I am thinking of getting my boy one of these for Christmas. I am a rookie when it comes to motorcycles so I ask for your help. Which do you prefer Yamaha or Honda? Why?










vs


----------



## bow hunter (Sep 11, 2007)

I think they are the two best brands on the market and both would serve you well, I would choose the honda just because I have had *GREAT* experiance with honda.


----------



## Al Hansen (Sep 7, 2007)

I don't know a thing about that small of a bike. But as far as the product lines, they both are very good. That said I would give the nod to the Honda line. Years ago I got the opportunity to talk to the factory guys at the National ATV Jamboree in Fillmore. The Honda method of pretesting their products prior to release was amazing. They would engineer a engine and run it for 24 hours straight at 110% of what they thought the max RPMS should be.

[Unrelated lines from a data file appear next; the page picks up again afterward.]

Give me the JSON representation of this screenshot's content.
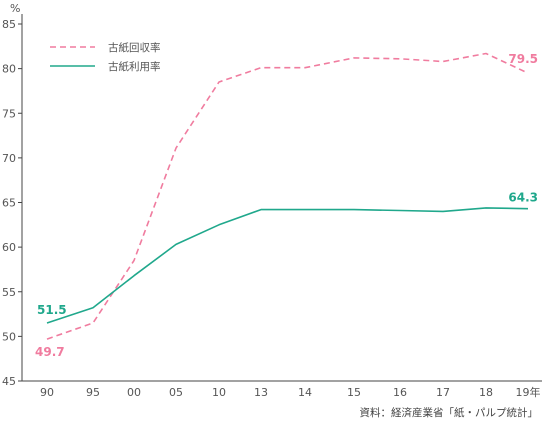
{
  "chart_data": {
    "type": "line",
    "unit": "%",
    "categories": [
      "90",
      "95",
      "00",
      "05",
      "10",
      "13",
      "14",
      "15",
      "16",
      "17",
      "18",
      "19年"
    ],
    "ylim": [
      45,
      85
    ],
    "yticks": [
      45,
      50,
      55,
      60,
      65,
      70,
      75,
      80,
      85
    ],
    "grid": false,
    "legend_position": "top-left",
    "series": [
      {
        "name": "古紙回収率",
        "color": "#f07c9f",
        "style": "dashed",
        "values": [
          49.7,
          51.5,
          58.5,
          71.1,
          78.5,
          80.1,
          80.1,
          81.2,
          81.1,
          80.8,
          81.7,
          79.5
        ]
      },
      {
        "name": "古紙利用率",
        "color": "#20a88c",
        "style": "solid",
        "values": [
          51.5,
          53.2,
          56.8,
          60.3,
          62.5,
          64.2,
          64.2,
          64.2,
          64.1,
          64.0,
          64.4,
          64.3
        ]
      }
    ],
    "annotations": [
      {
        "text": "51.5",
        "series": 1,
        "index": 0,
        "color": "#20a88c"
      },
      {
        "text": "49.7",
        "series": 0,
        "index": 0,
        "color": "#f07c9f"
      },
      {
        "text": "79.5",
        "series": 0,
        "index": 11,
        "color": "#f07c9f"
      },
      {
        "text": "64.3",
        "series": 1,
        "index": 11,
        "color": "#20a88c"
      }
    ],
    "source": "資料：経済産業省「紙・パルプ統計」",
    "axis_color": "#444444"
  }
}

If the engines would hold then they would build the ATV around it. Yamaha also makes a great product. I had one of there big Venture Touring bikes in 1999 that was a great bike. My only problem with them was they are still building that exact bike today. Honda on the othere hand has stayed on top of the game. They have changed the Goldwing a few times and I feel they build one of the top touring bikes in the world. I honestly believe for that size bike either one would last your children until they grew out of it. IMHO. Good luck. You have a lucky child. Al.


----------



## truemule (Sep 12, 2007)

You will not go wrong with eiter one of these brands/bikes. I would fit it to the child riding it. You can see in the pictures, that the honda suspension sits a little highter. This holds true in its application as well. The hondas I have riden tend to stand a little taller than there counterparts of other makes. (dirt bikes only) If the child has a little longer legs the Honda would be a better fit.


----------



## ROOK1 (Nov 11, 2007)

Thanks guys!


----------



## chet (Sep 7, 2007)

sorry I'm late on this, I just went through the same debate.
the reason i picked the honda was because of weight.
the yamaha was electric start and the added weight of the starter and battery was alot, and it cost extra to add a kickstarter.
yes I was worried about the boy being able to kick the honda over, but he starts it first kick every time!
and then I found a 2004 for $700 bucks, so that helped alot!
good luck!


----------